Even if Plaintiff's account were to be accepted as credible, the undisputed record shows that he did not fully exhaust his available remedies. The grievance procedure allowed Plaintiff to file an untimely grievance "for good cause." Doc. 11-2, p. 14. The procedure also allowed Plaintiff to appeal the lack of response to his initial grievance. Doc. 11-2, p. 17. Either procedure would have allowed Plaintiff to raise the alleged failure to process his original grievance. Plaintiff did not do so, nor did he seek to appeal the denial of his later grievance regarding the failure to process his grievance.
Because the PLRA requires "proper exhaustion." Woodford v. Ngo, 548 U.S. 81, 90, 93-97 (2006), and because the Defendant has met the burden of demonstrating that Plaintiff did not file a timely grievance following the alleged June 7, 2014 incident, and also that Plaintiff did not make appropriate efforts to remedy any alleged failure to process his grievances, it is Recommended that Plaintiff's complaint be dismissed.
CONCLUSION
Because Plaintiff failed to exhaust his available administrative remedies, it is RECOMMENDED that the Defendant's Motion be GRANTED, and that Plaintiff's Complaint be DISMISSED. Pursuant to 28 U.S.C. 636(b)(1), the parties may serve and file written objections to this RECOMMENDATION with the District Judge to whom this case is assigned WITHIN FOURTEEN (14) DAYS after being served with a copy thereof.

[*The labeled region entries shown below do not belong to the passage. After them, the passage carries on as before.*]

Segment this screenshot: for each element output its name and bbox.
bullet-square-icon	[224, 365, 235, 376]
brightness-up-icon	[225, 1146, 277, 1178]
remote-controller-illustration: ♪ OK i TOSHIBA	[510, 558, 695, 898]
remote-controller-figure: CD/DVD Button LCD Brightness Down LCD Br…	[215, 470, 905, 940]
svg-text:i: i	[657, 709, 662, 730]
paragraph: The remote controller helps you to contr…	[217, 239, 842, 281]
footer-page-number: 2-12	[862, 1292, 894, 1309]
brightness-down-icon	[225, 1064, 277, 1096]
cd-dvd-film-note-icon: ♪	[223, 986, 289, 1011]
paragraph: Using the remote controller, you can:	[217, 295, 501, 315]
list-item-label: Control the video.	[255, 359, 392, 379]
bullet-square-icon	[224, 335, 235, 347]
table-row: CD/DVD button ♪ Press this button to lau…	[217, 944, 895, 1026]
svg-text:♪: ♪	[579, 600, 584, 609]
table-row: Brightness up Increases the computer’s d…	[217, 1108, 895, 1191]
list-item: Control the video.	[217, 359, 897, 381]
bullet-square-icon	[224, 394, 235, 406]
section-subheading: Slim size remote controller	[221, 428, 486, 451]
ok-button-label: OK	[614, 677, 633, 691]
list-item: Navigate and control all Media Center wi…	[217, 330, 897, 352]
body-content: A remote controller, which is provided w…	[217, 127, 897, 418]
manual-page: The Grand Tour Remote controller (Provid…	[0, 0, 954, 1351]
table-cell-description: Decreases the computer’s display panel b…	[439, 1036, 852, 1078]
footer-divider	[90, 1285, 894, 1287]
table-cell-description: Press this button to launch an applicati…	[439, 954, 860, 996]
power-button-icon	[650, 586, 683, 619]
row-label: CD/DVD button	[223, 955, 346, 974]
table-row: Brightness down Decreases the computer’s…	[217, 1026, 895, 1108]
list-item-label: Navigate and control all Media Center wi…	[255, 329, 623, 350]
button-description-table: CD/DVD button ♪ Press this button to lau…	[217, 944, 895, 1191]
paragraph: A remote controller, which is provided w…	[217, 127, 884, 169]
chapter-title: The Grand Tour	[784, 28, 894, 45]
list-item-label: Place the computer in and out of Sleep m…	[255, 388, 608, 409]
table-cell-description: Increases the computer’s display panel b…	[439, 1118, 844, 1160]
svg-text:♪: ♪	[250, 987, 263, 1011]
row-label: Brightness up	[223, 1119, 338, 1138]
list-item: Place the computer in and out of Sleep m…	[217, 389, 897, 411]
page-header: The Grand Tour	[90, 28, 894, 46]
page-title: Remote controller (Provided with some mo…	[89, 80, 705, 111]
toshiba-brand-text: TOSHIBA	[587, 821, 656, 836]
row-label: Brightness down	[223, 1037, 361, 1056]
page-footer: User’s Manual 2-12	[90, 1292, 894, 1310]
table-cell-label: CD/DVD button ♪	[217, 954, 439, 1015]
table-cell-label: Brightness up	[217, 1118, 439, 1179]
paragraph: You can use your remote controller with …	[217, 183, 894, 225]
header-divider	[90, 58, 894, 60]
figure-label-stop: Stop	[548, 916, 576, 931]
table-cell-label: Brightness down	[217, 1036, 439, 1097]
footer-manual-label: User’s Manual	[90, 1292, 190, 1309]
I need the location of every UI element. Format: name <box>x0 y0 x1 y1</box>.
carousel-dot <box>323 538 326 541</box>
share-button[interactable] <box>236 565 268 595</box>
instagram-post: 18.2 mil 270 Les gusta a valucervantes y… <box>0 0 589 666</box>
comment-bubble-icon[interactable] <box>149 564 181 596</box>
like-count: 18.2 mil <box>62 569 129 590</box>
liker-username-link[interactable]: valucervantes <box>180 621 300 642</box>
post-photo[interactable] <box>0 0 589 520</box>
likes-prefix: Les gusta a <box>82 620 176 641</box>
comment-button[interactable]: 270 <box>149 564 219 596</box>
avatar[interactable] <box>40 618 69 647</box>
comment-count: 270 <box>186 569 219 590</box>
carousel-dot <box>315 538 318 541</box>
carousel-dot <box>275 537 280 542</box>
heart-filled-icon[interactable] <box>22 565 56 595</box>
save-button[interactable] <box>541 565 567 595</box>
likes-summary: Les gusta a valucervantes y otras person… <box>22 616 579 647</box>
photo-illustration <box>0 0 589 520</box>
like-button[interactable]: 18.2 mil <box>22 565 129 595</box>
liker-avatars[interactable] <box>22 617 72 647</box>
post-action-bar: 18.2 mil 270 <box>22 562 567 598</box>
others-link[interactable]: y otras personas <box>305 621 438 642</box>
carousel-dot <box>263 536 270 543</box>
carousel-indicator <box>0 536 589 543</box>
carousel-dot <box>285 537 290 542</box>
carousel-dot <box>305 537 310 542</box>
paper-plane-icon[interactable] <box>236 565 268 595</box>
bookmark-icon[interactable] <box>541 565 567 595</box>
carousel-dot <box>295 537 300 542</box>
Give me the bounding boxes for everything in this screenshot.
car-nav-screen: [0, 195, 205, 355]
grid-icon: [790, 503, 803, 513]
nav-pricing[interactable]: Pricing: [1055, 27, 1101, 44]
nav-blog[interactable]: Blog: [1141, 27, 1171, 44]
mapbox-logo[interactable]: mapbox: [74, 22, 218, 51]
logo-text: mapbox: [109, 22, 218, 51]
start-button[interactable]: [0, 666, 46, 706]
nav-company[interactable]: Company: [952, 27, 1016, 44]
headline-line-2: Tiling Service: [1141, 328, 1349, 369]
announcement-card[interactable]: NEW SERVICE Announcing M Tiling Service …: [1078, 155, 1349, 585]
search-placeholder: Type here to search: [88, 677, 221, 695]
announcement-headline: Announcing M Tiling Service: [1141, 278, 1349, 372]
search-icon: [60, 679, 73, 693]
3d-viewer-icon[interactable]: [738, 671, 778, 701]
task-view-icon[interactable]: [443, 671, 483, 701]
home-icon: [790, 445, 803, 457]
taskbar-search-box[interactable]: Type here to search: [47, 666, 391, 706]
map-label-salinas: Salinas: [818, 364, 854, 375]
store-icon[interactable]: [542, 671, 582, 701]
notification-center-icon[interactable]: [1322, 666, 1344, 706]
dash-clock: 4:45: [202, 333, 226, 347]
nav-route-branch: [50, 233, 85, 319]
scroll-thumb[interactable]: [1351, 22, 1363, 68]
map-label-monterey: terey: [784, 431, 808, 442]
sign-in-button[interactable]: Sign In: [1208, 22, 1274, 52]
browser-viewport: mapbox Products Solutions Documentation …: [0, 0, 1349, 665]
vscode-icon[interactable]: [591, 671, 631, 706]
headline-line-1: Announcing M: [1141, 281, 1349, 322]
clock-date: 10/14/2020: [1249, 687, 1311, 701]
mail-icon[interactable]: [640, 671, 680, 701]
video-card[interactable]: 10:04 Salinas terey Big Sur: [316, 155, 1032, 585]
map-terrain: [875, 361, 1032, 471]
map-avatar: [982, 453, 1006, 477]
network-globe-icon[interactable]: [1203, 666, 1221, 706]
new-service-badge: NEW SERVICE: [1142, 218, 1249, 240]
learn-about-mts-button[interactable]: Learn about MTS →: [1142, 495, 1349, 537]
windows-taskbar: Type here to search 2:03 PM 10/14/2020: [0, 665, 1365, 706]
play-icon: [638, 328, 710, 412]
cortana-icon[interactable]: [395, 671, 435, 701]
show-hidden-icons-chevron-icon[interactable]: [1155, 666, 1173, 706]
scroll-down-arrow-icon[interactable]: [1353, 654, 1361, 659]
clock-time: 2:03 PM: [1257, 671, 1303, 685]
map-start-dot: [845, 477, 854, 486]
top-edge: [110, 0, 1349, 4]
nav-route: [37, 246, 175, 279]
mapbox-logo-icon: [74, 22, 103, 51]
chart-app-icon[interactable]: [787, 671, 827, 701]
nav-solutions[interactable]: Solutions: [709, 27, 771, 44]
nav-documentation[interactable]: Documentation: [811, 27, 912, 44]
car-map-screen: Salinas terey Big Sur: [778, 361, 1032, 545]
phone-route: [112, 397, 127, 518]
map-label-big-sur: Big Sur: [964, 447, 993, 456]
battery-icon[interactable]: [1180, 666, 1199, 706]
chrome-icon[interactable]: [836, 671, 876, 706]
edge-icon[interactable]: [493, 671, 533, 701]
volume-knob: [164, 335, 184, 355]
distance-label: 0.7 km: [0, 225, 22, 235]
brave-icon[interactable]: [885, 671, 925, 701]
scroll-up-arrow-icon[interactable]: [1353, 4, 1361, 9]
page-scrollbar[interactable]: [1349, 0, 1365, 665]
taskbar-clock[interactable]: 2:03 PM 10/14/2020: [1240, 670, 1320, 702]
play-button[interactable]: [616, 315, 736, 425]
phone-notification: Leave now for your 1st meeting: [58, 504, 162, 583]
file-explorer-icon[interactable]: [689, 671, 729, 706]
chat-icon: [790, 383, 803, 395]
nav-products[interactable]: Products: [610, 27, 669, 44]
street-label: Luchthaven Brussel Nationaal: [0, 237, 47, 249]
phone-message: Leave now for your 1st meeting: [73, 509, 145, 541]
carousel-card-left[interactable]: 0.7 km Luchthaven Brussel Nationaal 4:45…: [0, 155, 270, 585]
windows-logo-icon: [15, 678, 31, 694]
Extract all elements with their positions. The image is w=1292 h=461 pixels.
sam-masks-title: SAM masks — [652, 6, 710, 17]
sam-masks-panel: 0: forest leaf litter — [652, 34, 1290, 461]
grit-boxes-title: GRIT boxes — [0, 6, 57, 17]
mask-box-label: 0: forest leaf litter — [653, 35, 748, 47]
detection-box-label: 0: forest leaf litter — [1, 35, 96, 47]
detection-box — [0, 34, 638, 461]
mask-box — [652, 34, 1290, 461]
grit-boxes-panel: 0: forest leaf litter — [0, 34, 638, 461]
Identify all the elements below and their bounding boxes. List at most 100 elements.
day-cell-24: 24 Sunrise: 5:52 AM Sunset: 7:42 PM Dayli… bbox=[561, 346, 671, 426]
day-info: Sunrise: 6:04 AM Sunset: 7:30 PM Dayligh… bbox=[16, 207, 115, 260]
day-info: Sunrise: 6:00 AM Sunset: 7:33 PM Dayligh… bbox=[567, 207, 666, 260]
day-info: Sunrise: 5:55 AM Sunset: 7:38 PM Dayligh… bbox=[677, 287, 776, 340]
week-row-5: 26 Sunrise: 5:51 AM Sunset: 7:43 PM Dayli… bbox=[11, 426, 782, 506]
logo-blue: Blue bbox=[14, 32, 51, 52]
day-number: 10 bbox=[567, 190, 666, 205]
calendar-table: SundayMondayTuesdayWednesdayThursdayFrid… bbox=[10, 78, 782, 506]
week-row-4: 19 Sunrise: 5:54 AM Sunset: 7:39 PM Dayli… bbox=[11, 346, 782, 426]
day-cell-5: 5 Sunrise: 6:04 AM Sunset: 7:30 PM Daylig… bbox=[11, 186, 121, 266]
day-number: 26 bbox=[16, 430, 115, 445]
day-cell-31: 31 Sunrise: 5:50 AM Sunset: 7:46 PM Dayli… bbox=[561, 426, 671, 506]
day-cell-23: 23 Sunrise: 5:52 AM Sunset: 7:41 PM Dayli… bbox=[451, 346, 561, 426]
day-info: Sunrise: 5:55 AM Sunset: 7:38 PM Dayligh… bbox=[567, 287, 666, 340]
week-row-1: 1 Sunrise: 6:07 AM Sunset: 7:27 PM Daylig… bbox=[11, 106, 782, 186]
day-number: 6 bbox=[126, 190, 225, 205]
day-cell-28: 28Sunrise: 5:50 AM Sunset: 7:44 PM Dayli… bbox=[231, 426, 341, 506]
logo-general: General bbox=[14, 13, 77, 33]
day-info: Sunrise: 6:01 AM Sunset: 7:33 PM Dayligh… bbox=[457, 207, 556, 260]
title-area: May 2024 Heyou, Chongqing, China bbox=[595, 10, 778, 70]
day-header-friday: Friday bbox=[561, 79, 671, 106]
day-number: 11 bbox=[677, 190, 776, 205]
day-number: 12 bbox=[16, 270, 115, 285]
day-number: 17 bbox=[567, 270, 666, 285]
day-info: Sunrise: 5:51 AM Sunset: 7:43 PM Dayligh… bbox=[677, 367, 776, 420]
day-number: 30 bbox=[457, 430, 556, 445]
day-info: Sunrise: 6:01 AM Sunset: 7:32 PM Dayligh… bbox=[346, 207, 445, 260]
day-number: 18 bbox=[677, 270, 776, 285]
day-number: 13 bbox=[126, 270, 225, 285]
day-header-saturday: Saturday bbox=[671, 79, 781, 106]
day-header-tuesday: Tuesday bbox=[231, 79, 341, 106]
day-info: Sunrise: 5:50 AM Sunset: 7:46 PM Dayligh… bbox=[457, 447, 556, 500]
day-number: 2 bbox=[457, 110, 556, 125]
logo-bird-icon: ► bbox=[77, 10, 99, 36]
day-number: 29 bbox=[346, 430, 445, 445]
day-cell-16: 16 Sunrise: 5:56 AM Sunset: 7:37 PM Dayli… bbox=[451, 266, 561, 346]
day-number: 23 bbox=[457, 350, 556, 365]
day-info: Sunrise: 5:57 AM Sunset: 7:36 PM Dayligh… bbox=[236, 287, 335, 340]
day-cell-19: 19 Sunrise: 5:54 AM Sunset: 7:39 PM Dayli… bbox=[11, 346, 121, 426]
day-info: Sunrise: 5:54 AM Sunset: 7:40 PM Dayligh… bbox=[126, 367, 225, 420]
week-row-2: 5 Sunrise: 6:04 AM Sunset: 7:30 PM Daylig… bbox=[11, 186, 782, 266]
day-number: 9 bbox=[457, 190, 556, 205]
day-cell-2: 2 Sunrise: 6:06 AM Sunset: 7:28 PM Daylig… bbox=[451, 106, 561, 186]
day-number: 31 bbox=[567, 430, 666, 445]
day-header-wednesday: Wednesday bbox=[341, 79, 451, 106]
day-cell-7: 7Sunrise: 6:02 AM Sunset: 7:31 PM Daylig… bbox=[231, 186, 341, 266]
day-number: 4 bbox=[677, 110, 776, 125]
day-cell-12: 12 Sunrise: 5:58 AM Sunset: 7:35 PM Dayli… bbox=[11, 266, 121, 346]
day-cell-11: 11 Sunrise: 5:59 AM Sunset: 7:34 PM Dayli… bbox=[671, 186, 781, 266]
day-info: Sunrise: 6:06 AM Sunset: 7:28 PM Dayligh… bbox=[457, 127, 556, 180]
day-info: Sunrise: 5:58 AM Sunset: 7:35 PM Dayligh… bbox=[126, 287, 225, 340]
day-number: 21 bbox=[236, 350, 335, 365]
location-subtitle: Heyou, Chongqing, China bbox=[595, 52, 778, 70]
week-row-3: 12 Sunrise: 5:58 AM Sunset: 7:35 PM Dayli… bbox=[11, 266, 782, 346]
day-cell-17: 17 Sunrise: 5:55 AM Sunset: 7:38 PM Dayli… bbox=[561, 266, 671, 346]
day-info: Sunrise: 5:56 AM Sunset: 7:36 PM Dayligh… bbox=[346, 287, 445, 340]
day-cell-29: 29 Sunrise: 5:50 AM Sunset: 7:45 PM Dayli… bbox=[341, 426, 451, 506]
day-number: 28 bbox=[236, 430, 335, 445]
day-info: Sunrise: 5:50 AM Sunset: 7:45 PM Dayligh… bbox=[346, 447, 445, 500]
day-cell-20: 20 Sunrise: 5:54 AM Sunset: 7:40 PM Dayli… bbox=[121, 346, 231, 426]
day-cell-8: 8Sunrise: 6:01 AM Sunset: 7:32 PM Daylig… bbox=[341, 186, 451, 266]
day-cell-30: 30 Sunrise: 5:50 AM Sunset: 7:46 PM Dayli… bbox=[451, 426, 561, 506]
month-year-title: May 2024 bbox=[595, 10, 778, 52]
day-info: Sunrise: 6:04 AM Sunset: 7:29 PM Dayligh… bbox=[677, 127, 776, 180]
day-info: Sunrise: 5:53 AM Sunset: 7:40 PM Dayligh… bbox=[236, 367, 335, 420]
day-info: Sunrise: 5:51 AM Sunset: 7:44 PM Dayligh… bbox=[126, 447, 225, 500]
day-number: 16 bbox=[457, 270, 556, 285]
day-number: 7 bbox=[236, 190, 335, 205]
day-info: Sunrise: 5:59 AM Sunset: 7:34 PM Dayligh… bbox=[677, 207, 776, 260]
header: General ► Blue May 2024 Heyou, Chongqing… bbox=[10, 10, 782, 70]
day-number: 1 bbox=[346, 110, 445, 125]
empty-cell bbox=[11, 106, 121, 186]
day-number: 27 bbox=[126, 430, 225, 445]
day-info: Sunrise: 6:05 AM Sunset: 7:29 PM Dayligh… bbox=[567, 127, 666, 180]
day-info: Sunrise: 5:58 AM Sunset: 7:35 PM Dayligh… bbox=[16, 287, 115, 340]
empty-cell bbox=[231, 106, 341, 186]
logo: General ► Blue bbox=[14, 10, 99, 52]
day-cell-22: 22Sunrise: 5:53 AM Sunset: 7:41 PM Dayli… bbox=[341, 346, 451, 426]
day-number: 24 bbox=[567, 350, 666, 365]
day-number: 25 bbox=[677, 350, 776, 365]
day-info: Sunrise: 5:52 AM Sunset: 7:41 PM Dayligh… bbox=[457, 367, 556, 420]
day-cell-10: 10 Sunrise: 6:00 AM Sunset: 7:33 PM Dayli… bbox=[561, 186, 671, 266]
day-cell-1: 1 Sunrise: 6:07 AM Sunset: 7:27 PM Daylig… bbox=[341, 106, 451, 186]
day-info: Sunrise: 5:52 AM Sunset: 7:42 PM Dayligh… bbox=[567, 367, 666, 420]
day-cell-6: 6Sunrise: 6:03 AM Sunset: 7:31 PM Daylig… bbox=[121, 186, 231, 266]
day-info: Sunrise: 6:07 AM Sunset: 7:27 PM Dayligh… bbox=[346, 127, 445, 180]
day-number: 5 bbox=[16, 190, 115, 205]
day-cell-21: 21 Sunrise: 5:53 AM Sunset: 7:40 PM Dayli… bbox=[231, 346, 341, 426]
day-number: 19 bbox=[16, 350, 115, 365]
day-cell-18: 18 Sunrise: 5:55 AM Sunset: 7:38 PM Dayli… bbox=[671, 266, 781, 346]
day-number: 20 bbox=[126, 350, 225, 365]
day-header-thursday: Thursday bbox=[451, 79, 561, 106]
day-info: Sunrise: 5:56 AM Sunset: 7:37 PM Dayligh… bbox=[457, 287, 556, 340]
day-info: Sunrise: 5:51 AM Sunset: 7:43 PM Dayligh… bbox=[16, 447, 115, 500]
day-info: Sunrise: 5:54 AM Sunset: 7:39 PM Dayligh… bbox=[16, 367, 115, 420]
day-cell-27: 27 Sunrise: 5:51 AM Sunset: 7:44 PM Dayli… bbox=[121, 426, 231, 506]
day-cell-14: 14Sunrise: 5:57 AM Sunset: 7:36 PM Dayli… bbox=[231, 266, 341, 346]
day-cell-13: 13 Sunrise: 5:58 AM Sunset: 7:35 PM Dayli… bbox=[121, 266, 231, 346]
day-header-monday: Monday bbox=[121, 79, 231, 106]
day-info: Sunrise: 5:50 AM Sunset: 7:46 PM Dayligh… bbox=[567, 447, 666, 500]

The parties are further notified that, pursuant to Eleventh Circuit Rule 3-1, "[a] party failing to object to a magistrate judge's findings or recommendations contained in a report and recommendation in accordance with the provisions of 28 U.S.C. § 636(b)(1) waives the right to challenge on appeal the district court's order based on unobjected-to factual and legal conclusions if the party was informed of the time period for objecting and the consequences on appeal for failing to object. In the absence of a proper objection, however, the court may review on appeal for plain error if necessary in the interests of justice."
SO RECOMMENDED, this 15th day of April, 2015.